During the period from 2013 to 2016, 737 ERCP procedures were carried out; 222 were excluded from the analysis, 86% of them due to a prior sphincterotomy. Twelve two-stage procedures were computed as single procedures; therefore, the number of ERCP procedures included in the efficacy analysis was 503. Simple BC was successful in 369 cases. BC was unsuccessful in three patients using simple strategies, and precut was not attempted. Among the 131 attempts at advanced cannulation, NKP was used in 53 (40%) cases and TPP in 78 (60%) cases. Seven TPP (9%) required NKP rescue.

Fig. 2 Distribution of patients that underwent ERCP during the study period, according to the biliary cannulation technique. 

Patients undergoing precut

Table 1 shows the main characteristics of the 53 patients that underwent NKP and 78 patients that underwent TPP. The most relevant trends included male sex, papillary obstruction, impacted stones at the papilla and benign proximal (postsurgical) obstruction among patients that underwent NKP. With regard to patients that underwent TPP, female sex, unobstructed papilla, diverticular papilla, choledocholithiasis and malignant (both distal and proximal) obstruction were relevant trends.

Efficacy analysis

Table 1 Comparison of NKP and TPP groups 

*p = 0.049; †p = 0.062.

The BC rate for the simple approach was 73.4% (369/503). A DG was used for two cases of intradiverticular papilla. Among patients who required a precut, the BC rate was 96.2% (126/131), which increased to an overall BC rate of 98.4% (495/503). The BC rate, which was 96.2% (p = 0.727), was identical for both precut groups. BC was successful in 100% of the 12 two-stage and seven combined (TPP + NKP) procedures.

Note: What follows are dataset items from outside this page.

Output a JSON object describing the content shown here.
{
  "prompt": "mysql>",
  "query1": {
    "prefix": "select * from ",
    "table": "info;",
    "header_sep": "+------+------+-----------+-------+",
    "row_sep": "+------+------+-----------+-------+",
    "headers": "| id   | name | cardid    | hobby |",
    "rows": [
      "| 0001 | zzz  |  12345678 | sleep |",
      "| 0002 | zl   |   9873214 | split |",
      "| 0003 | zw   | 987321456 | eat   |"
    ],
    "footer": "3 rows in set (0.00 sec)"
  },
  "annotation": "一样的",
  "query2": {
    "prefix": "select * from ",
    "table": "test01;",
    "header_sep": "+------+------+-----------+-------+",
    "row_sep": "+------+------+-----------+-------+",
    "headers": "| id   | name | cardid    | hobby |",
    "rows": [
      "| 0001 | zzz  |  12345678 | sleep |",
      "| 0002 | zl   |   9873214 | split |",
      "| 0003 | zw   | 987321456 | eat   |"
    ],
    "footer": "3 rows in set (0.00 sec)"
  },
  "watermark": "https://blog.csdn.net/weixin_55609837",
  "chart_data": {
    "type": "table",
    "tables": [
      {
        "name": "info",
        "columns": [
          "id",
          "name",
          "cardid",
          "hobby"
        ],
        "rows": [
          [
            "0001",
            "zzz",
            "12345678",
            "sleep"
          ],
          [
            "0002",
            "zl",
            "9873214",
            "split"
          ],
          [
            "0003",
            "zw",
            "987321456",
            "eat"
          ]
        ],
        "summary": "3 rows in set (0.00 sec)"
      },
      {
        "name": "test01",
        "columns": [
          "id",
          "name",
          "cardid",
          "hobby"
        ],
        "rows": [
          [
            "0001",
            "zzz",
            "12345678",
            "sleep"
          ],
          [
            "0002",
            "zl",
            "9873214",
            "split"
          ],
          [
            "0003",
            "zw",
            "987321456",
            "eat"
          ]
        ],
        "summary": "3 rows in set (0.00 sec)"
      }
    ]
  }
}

Table 1 shows the procedures and maneuvers undertaken in precut cases. The NKP group required more two-stage procedures as compared to the TPP group (p = 0.049). Per protocol, prior incidental PC was obtained for all TPP and for 22.6% of NKP. BC was achieved in three patients that underwent TPP with the DG approach and a PS was implanted and maintained for five and six days, respectively, in two cases. The use of rectal non-steroidal anti-inflammatory drugs (NSAID) was similar in both groups and showed an increasing trend over time (< 20% in 2013, > 80% in 2016).

Safety analysis

Follow-up data were available for 89.9% of the total procedures (463/515) and 92.3% of advanced cannulation procedures (132/143). The overall pancreatitis rate was 2.4% (11/463), 1.8% (6/331) for patients undergoing simple cannulation and 3.8% (5/132) (p = 0.208) for those undergoing precut.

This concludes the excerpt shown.